Department of Health Information Management, School of Allied Medical Sciences, Tehran University of Medical Sciences, Tehran, Iran.
Department of Electrical and Computer Engineering, McMaster University, Hamilton, ON, Canada.
JMIR Public Health Surveill. 2020 Apr 14;6(2):e18828. doi: 10.2196/18828.
The recent global outbreak of coronavirus disease (COVID-19) is affecting many countries worldwide. Iran is one of the top 10 most affected countries. Search engines provide useful data from populations, and these data might be useful to analyze epidemics. Utilizing data mining methods on electronic resources' data might provide a better insight into the COVID-19 outbreak to manage the health crisis in each country and worldwide.

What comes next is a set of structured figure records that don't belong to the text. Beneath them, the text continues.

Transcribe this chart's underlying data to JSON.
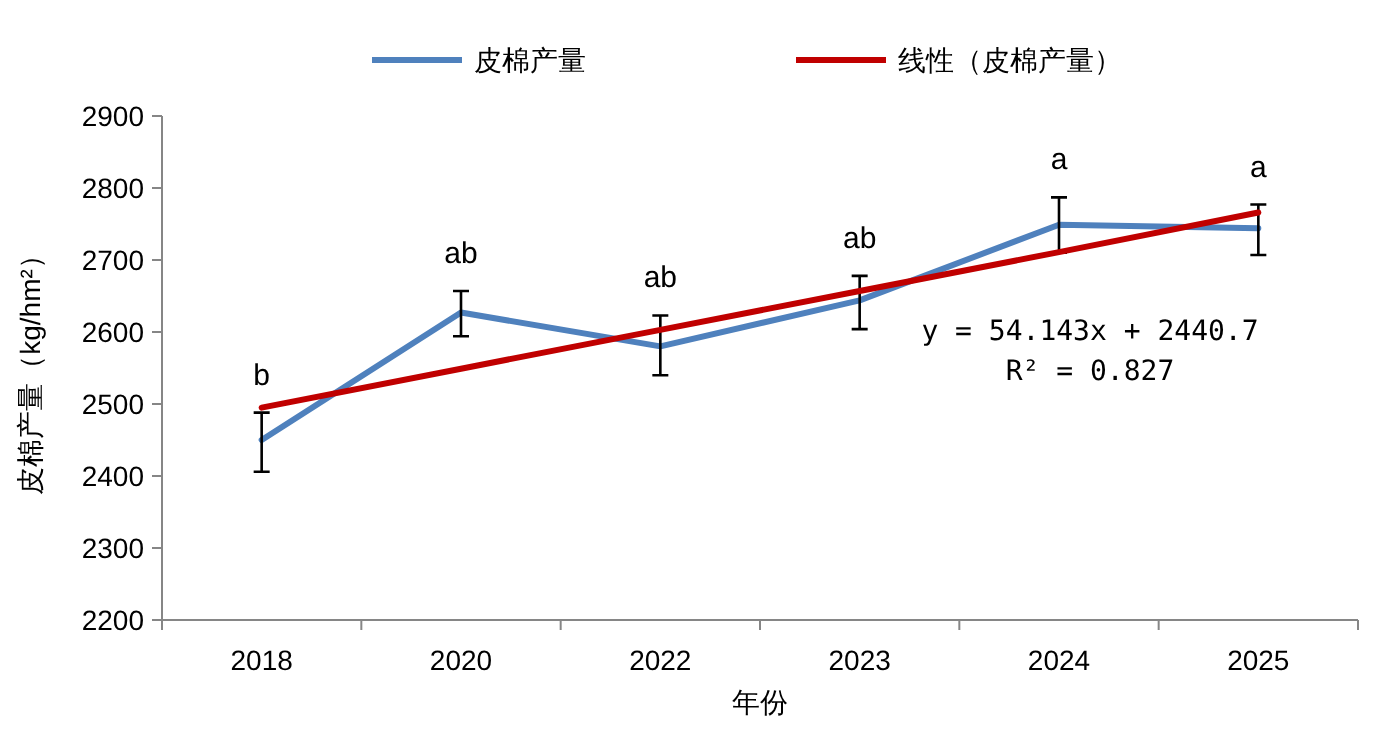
{
  "chart_data": {
    "type": "line",
    "xlabel": "年份",
    "ylabel": "皮棉产量（kg/hm²）",
    "categories": [
      "2018",
      "2020",
      "2022",
      "2023",
      "2024",
      "2025"
    ],
    "series": [
      {
        "name": "皮棉产量",
        "color": "#4f81bd",
        "values": [
          2450,
          2627,
          2580,
          2644,
          2749,
          2744
        ],
        "errors": [
          [
            2406,
            2488
          ],
          [
            2594,
            2657
          ],
          [
            2540,
            2623
          ],
          [
            2604,
            2678
          ],
          [
            2710,
            2787
          ],
          [
            2707,
            2777
          ]
        ]
      },
      {
        "name": "线性（皮棉产量）",
        "color": "#c00000",
        "values": [
          2495,
          2549,
          2603,
          2657,
          2711,
          2766
        ]
      }
    ],
    "ylim": [
      2200,
      2900
    ],
    "yticks": [
      2200,
      2300,
      2400,
      2500,
      2600,
      2700,
      2800,
      2900
    ],
    "grid": false,
    "legend": "top",
    "marker": "none",
    "line_style": "solid",
    "annotations": [
      "b",
      "ab",
      "ab",
      "ab",
      "a",
      "a",
      "y = 54.143x + 2440.7",
      "R² = 0.827"
    ]
  }
}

This study aimed to predict the incidence of COVID-19 in Iran.
Data were obtained from the Google Trends website. Linear regression and long short-term memory (LSTM) models were used to estimate the number of positive COVID-19 cases. All models were evaluated using 10-fold cross-validation, and root mean square error (RMSE) was used as the performance metric.

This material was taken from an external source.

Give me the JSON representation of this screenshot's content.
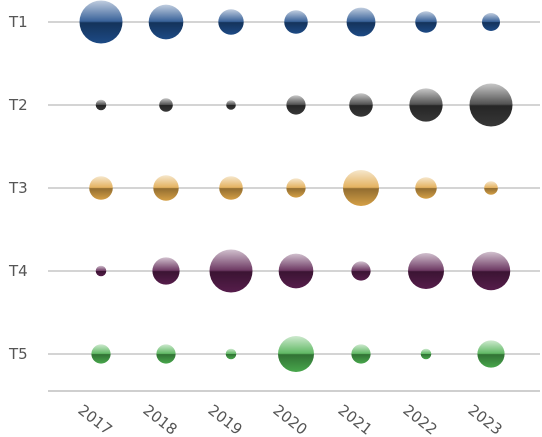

The linear regression model predicted the incidence with an RMSE of 7.562 (SD 6.492). The most effective factors besides previous day incidence included the search frequency of handwashing, hand sanitizer, and antiseptic topics. The RMSE of the LSTM model was 27.187 (SD 20.705).
Data mining algorithms can be employed to predict trends of outbreaks. This prediction might support policymakers and health care managers to plan and allocate health care resources accordingly.
近期全球爆发的冠状病毒病(COVID-19)正在影响许多国家。伊朗是受影响最严重的国家之一。搜索引擎可以提供来自人群的有用数据,这些数据可能有助于分析疫情。利用数据挖掘方法挖掘电子资源的数据,可能有助于深入了解 COVID-19 疫情的爆发情况,以便在每个国家和全球范围内管理卫生危机。
本研究旨在预测伊朗 COVID-19 的发病率。
数据来自 Google Trends 网站。线性回归和长短时记忆(LSTM)模型用于估计 COVID-19 阳性病例数。所有模型均使用 10 折交叉验证进行评估,均方根误差(RMSE)用作性能指标。
线性回归模型的 RMSE 为 7.562(SD 6.492)。除了前一天的发病率外,预测发病率的最有效因素还包括对手部清洁、手部消毒剂和防腐剂主题的搜索频率。LSTM 模型的 RMSE 为 27.187(SD 20.705)。
数据挖掘算法可用于预测疫情趋势。这种预测可能有助于政策制定者和医疗保健管理人员相应地计划和分配医疗保健资源。